Bare Trustee Definition:

The trustee of a bare trust; a trust that has been reduced to holding the trust property at the absolute disposal and benefit of the beneficiaries.

Related Terms: Bare Trust

A trust often created for reasons of convenience convenient to the concealment of the true nature of an entity or its beneficiaries or controlling interests such as a bare trust holding shares for a discreet shareholder (eg. a holding company) or title to property as bare trustee for a discreet third-party.

Sometimes referred to as a naked trustee or even a mere trutee.

The duties of the bare trustee(s) are usually stipulated in the trust constitution.

In De Mond v R, Canadian Tax Court judge Lamarre adopted these words:

"(A) bare trustee is a person who holds property in trust at the absolute disposal and for the absolute benefit of the beneficiaries...."

Justice Moen of the Court of Queen’s Bench of Alberta wrote, in Lemoine v Smashnuk:

"A bare trust is a trust where the trustee holds property without any duty to perform except to convey it to the beneficiary or beneficiaries upon demand. The definition of a bare, naked or simple trust assumes two things: (1) that the beneficiary is able to call for the property on demand; and (2) either that no active duties were ever required by the settlor or that the active duties have been performed."
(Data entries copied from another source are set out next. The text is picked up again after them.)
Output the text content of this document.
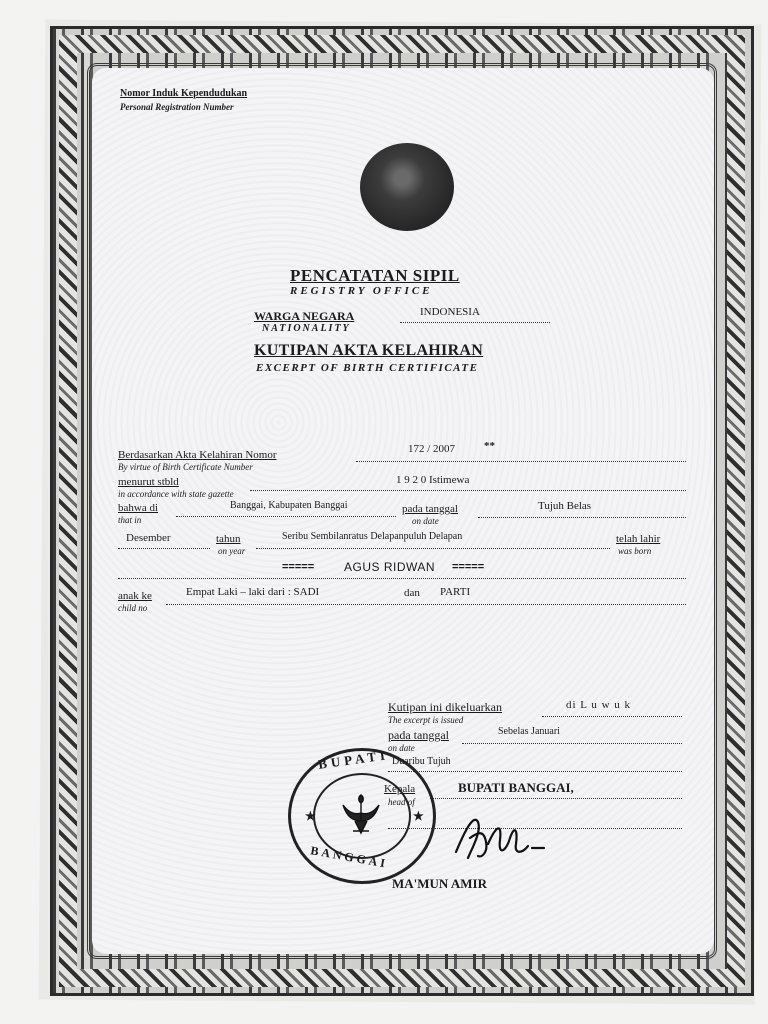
Nomor Induk Kependudukan
Personal Registration Number
PENCATATAN SIPIL
REGISTRY OFFICE
WARGA NEGARA
NATIONALITY
INDONESIA
KUTIPAN AKTA KELAHIRAN
EXCERPT OF BIRTH CERTIFICATE
Berdasarkan Akta Kelahiran Nomor
By virtue of Birth Certificate Number
172 / 2007	**
menurut stbld
in accordance with state gazette
1 9 2 0 Istimewa
bahwa di
that in
Banggai, Kabupaten Banggai	pada tanggal
on date
Tujuh Belas
Desember	tahun
on year
Seribu Sembilanratus Delapanpuluh Delapan	telah lahir
was born
===== AGUS RIDWAN =====
anak ke
child no
Empat Laki – laki dari : SADI	dan PARTI
Kutipan ini dikeluarkan
The excerpt is issued
di L u w u k
pada tanggal
on date
Sebelas Januari
Duaribu Tujuh
Kepala
head of
BUPATI BANGGAI,
MA'MUN AMIR
★	★
BUPATI
BANGGAI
University of Saskatchewan trust law professor Rob Flannigan wrote, in his 2007 article, in reaction to a obiter dictum comment of the Albertan Court of Appeal at ¶19 of Financial Management ("while a trustee may owe fiduciary duties to its beneficiary, a bare trustee does not"):

"The term bare trustee has been used to refer to both nominal title holders and to active trustees who are controlled by settlors or beneficiaries. In neither case can it be said that the arrangement necessarily implies ruling out the possibility of fiduciary accountability. Quite the contrary. The function of fiduciary regulation is to check opportunism in limited access arrangements. The opportunism mischief is clearly possible, and clearly a concern, with nominal title holders. Their formal title gives them the means to exploit the subject assets to serve their own ends."

See, also, bare trust and blind trust.